Zwar erklärte die EU-Kommission am Donnerstag, bei einer Verschiebung des Austrittsdatums über Ende Mai hinaus müssten die Briten auf jeden Fall an den Europawahlen teilnehmen. Doch muss dies - wie oft beim Brexit - auch als taktische Aussage verstanden werden.

Würde die EU einer Verschiebung zustimmen?

Vermutlich schon, jedoch nicht ohne von London genau zu erfahren, was die Briten in der zusätzlichen Zeit erreichen wollen. "Eine Verlängerung der Verhandlungen, um was genau zu tun?", fragte EU-Chefunterhändler Michel Barnier. EU-Ratspräsident Donald Tusk schrieb auf Twitter, er werde sich für eine lange Verschiebung einsetzen. Das gelte jedenfalls für den Fall, dass Großbritannien seine Brexit-Strategie überdenken wolle und einen Konsens finde.

Was ist Deutschlands Position bei der Frage der Fristverlängerung?

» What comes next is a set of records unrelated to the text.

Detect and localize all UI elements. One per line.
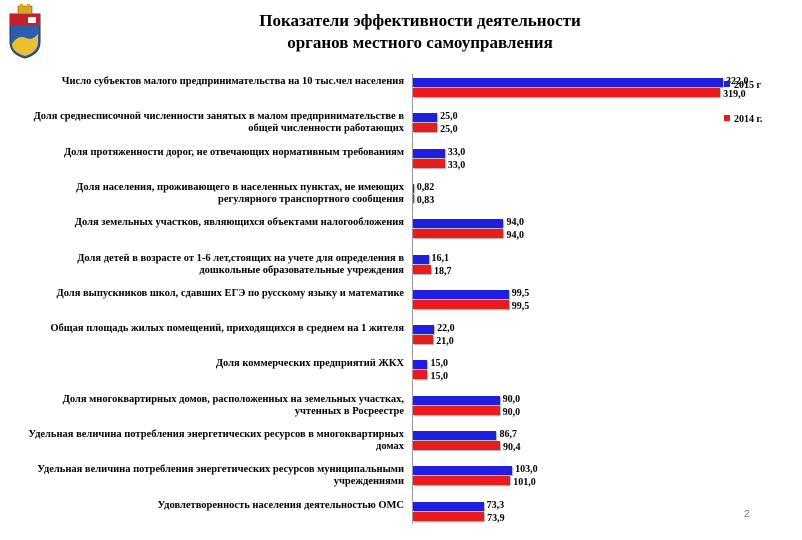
page-title: Показатели эффективности деятельности ор…: [150, 10, 690, 54]
data-label-2015: 16,1: [431, 252, 450, 264]
data-label-2014: 33,0: [447, 159, 466, 171]
category-label: Доля протяженности дорог, не отвечающих …: [63, 146, 404, 158]
category-label: Удовлетворенность населения деятельность…: [157, 499, 404, 511]
title-line-1: Показатели эффективности деятельности: [259, 11, 581, 30]
bar-2014: [413, 229, 504, 239]
data-label-2015: 0,82: [416, 181, 435, 193]
category-label: Удельная величина потребления энергетиче…: [37, 464, 404, 488]
data-label-2015: 15,0: [430, 358, 448, 370]
legend-label-2014: 2014 г.: [734, 114, 763, 125]
data-label-2014: 73,9: [487, 512, 505, 524]
category-label: Доля многоквартирных домов, расположенны…: [62, 393, 404, 417]
bar-2015: [413, 289, 509, 299]
legend-swatch-2015: [724, 81, 730, 87]
data-label-2015: 33,0: [447, 146, 466, 158]
data-label-2014: 101,0: [513, 477, 536, 489]
category-axis-line: [412, 74, 413, 524]
title-line-2: органов местного самоуправления: [287, 33, 553, 52]
bar-chart: Число субъектов малого предпринимательст…: [0, 70, 802, 530]
data-label-2015: 25,0: [440, 111, 458, 123]
legend-item-2015: 2015 г: [724, 80, 761, 92]
data-label-2015: 99,5: [511, 287, 530, 299]
data-label-2014: 25,0: [440, 124, 458, 136]
data-label-2015: 73,3: [486, 499, 505, 511]
category-label: Удельная величина потребления энергетиче…: [28, 429, 404, 452]
category-label: Число субъектов малого предпринимательст…: [61, 76, 404, 87]
category-label: Доля населения, проживающего в населенны…: [76, 181, 404, 205]
bar-2015: [413, 219, 504, 229]
bar-2014: [413, 88, 721, 97]
data-label-2015: 22,0: [437, 323, 455, 335]
bar-2014: [413, 405, 500, 415]
bar-2015: [413, 113, 438, 123]
category-label: Доля коммерческих предприятий ЖКХ: [215, 358, 404, 370]
data-label-2014: 18,7: [434, 265, 452, 277]
bar-2014: [413, 335, 434, 345]
bar-2014: [413, 441, 501, 450]
bar-2015: [413, 395, 500, 405]
legend-label-2015: 2015 г: [734, 80, 762, 91]
legend-item-2014: 2014 г.: [724, 114, 762, 126]
bar-2015: [413, 360, 428, 370]
bar-2015: [413, 254, 429, 264]
data-label-2014: 90,0: [502, 406, 521, 418]
legend-swatch-2014: [724, 115, 730, 121]
category-label: Доля выпускников школ, сдавших ЕГЭ по ру…: [56, 287, 404, 299]
data-label-2015: 94,0: [506, 217, 524, 229]
data-label-2014: 94,0: [506, 230, 524, 242]
bar-2014: [413, 193, 414, 203]
category-label: Доля земельных участков, являющихся объе…: [74, 217, 404, 229]
data-label-2014: 319,0: [723, 89, 746, 100]
data-label-2014: 90,4: [503, 442, 521, 453]
data-label-2014: 0,83: [416, 194, 435, 206]
bar-2015: [413, 325, 435, 335]
bar-2015: [413, 501, 484, 511]
bar-2014: [413, 511, 485, 521]
data-label-2014: 15,0: [430, 371, 448, 383]
data-label-2015: 322,0: [726, 76, 749, 87]
bar-2015: [413, 431, 497, 440]
page-number: 2: [744, 509, 750, 520]
bar-2014: [413, 476, 511, 486]
category-label: Доля среднесписочной численности занятых…: [33, 111, 404, 135]
category-label: Общая площадь жилых помещений, приходящи…: [50, 323, 404, 335]
bar-2015: [413, 466, 513, 476]
bar-2014: [413, 264, 431, 274]
bar-2015: [413, 78, 723, 87]
bar-2015: [413, 183, 414, 193]
category-label: Доля детей в возрасте от 1-6 лет,стоящих…: [77, 252, 404, 276]
bar-2014: [413, 370, 428, 380]
data-label-2015: 103,0: [515, 464, 538, 476]
coat-of-arms-icon: [9, 4, 41, 59]
data-label-2014: 99,5: [511, 300, 530, 312]
bar-2014: [413, 123, 438, 133]
data-label-2015: 86,7: [499, 429, 517, 440]
bar-2014: [413, 299, 509, 309]
data-label-2015: 90,0: [502, 393, 521, 405]
data-label-2014: 21,0: [436, 336, 454, 348]
bar-2015: [413, 148, 445, 158]
bar-2014: [413, 158, 445, 168]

In Brüssel selbst sieht man eine mögliche Verschiebung kritischer als in einigen Mitgliedstaaten. In den EU-Einrichtungen befürchten manche, eine Fristverlängerung könnte das Thema Brexit ewig auf der Agenda halten. Die Bundesregierung hingegen signalisiert Offenheit. Eine Verschiebung des Austritts bis zum 30. Juni sei "einfach", eine Verlängerung bis zum Beginn der Europawahlen am 23. Mai sei sogar "sehr einfach", soll Kanzlerin Angela Merkel einem Bericht des Guardian zufolge gesagt haben. Auch wenn er sich öffentlich anders äußere, sei auch Frankreichs Präsident Emmanuel Macron offen, den Briten mehr Zeit zu gewähren. Kritische Töne kämen hingegen von EU-Staaten, die den Briten traditionell eigentlich wohlgesonnenen sind, wie etwa den Niederlanden.